夫人は怪訝な顔になって、斧の柄で布を剥がした。そうして露わになった男の姿を、驚愕しながら見据えた。
「アンタ、何やってんだい。学園に行ったんじゃなかったのかよ?」
「フゴッ。フゴフゴ! フゴォ!」
猿ぐつわが弁明を阻む。夫人は、布と同じく、斧の柄で外してやった。
「ぷはぁ! よく聞けカーラー! こいつらはとんでもない悪党だ! 帝都に戻る途中、宿に泊まっていただけの私を、無理矢理さらって来たのだから!」
「オレ達が悪党、か」
「その顔は見覚えが有るぞ、貴様は学園の講師だな! これだけ大それた事を仕出かしておいて! 言い逃れが通用すると思うなよ!」
「真の悪はオレ達か、それともお前らか。
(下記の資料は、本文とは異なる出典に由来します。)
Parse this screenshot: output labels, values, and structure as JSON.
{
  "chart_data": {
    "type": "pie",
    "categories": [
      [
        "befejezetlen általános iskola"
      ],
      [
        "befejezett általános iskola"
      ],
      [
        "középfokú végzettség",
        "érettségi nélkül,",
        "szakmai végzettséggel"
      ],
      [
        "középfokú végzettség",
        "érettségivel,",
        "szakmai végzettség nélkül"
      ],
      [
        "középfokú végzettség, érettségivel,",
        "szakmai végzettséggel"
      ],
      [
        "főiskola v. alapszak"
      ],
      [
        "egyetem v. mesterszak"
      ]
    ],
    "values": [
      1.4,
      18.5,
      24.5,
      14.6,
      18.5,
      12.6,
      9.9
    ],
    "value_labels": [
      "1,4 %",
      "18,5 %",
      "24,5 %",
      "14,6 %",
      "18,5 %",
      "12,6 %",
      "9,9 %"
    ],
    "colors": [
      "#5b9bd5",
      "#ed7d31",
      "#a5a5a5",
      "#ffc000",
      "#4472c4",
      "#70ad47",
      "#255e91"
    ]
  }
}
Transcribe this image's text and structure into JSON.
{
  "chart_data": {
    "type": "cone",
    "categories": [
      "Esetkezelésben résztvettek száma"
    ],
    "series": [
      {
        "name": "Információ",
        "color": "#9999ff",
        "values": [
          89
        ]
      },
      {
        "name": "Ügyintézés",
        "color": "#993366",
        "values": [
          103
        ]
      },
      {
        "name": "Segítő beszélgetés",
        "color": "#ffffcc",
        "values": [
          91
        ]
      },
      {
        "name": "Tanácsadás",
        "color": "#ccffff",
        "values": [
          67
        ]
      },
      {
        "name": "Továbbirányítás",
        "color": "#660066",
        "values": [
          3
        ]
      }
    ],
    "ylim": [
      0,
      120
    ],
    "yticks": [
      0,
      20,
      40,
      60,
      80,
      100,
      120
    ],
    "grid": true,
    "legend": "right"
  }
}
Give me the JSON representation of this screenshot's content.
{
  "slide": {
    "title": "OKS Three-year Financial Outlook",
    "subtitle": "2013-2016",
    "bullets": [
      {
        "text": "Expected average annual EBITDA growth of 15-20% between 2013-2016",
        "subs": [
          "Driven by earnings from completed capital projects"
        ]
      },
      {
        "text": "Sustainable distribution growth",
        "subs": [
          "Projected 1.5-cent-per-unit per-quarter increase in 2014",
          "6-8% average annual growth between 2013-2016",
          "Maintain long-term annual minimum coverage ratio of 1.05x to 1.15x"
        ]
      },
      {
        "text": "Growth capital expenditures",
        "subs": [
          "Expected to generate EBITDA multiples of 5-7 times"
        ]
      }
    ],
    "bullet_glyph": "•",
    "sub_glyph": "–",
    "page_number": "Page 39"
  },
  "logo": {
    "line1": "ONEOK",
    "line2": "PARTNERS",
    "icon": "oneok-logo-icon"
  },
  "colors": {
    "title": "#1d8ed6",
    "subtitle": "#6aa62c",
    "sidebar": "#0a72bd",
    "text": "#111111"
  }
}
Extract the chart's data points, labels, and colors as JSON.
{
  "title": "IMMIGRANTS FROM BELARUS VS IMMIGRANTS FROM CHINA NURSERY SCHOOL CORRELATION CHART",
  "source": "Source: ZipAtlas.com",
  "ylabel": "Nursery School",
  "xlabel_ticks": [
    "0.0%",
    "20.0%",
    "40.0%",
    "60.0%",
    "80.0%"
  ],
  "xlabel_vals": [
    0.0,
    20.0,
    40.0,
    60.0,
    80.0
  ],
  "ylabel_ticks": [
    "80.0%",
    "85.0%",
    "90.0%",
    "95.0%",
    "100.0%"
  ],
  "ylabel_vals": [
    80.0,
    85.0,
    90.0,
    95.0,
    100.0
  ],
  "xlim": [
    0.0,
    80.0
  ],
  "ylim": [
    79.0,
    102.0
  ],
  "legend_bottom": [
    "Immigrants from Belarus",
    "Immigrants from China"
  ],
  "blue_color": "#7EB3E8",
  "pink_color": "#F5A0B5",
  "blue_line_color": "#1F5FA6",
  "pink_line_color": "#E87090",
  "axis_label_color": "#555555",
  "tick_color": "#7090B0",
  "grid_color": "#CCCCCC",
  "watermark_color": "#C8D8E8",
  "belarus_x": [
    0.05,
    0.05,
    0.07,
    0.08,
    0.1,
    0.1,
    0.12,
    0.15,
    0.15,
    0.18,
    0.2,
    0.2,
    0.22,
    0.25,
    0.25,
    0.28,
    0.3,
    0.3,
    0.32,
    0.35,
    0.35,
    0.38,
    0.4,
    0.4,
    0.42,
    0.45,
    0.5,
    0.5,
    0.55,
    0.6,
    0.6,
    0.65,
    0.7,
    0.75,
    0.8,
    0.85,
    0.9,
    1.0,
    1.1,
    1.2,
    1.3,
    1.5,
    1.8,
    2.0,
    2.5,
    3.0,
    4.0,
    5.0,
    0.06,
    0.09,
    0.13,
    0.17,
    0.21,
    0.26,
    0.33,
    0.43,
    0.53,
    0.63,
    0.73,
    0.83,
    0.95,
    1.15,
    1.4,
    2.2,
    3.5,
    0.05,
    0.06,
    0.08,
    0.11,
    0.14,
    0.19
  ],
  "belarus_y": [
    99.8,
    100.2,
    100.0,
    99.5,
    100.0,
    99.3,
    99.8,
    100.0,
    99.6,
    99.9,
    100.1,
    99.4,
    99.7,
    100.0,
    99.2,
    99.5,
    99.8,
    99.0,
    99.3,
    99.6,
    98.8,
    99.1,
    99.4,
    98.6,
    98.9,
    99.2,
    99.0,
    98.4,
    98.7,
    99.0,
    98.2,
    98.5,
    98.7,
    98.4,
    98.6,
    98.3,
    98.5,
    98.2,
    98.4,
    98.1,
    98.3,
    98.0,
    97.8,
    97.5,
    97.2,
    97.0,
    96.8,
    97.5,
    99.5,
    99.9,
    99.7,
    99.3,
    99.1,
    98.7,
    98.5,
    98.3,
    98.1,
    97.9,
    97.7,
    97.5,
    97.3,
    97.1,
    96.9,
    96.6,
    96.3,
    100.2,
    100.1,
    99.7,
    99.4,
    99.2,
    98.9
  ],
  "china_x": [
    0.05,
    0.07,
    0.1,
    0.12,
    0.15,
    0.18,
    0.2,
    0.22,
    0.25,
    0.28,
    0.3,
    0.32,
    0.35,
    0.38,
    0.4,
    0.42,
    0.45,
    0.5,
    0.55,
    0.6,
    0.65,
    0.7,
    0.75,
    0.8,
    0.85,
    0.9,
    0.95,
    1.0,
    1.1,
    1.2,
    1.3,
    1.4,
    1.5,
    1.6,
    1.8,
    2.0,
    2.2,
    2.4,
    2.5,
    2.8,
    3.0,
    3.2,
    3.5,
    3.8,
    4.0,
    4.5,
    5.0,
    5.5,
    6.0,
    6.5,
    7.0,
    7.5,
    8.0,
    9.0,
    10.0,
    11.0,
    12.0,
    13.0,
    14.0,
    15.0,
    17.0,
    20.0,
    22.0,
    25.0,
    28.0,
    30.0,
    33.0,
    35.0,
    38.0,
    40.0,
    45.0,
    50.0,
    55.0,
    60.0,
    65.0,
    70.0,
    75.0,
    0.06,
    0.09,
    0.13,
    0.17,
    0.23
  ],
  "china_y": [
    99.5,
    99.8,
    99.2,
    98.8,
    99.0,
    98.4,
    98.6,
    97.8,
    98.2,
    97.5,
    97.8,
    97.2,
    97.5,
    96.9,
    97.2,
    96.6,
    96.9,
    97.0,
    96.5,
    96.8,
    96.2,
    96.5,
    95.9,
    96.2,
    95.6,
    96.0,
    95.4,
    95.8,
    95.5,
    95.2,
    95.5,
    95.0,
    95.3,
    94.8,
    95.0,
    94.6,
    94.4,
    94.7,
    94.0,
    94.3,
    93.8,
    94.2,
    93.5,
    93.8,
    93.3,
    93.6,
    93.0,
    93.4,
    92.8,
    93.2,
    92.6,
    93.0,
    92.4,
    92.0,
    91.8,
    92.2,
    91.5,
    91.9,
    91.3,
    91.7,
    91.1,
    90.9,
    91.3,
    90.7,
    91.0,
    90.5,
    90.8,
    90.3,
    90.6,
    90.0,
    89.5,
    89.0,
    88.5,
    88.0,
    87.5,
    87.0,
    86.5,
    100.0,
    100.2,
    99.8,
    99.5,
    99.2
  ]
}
間もなく明らかにしてやる」
「黙れ黙れ! 貴様らなんぞ、精鋭騎士団に一掃されてしまえ!」
気色ばんで叫ぶエルムスだが、想いは夫婦で一致しない。カーラー夫人は構えを解き、不敵な笑いを浮かべた。
「ほぉ……。人さらいの上、家に押し入ってきた奴らよりも、アタシらが悪人だって言いたいんだな? 面白い、聞いてやろうじゃねぇか」
「カーラー、余計な事を! 騎士団に通報すれば、此奴らをまとめて始末出来るのだぞ!」
「うるせぇよ。良いからアンタは早く立ちな。いつまで這いつくばってんだ、みっともない」
カーラーは腕組みしながら、場が整うのを待った。
エルムスは膝が笑っているらしく、立ち上がるのにやたら手間取った。そうして立ったかと思えば、夫人の影に隠れるような場所に陣取ってしまう。普段と変わらぬ立ち位置だった。
いよいよ始まる糾弾の時。アシュレイは、逸る気持ちを抑えながら、懐に手を忍ばせた。その感覚は、決戦前夜に抱くものと似ている気がした。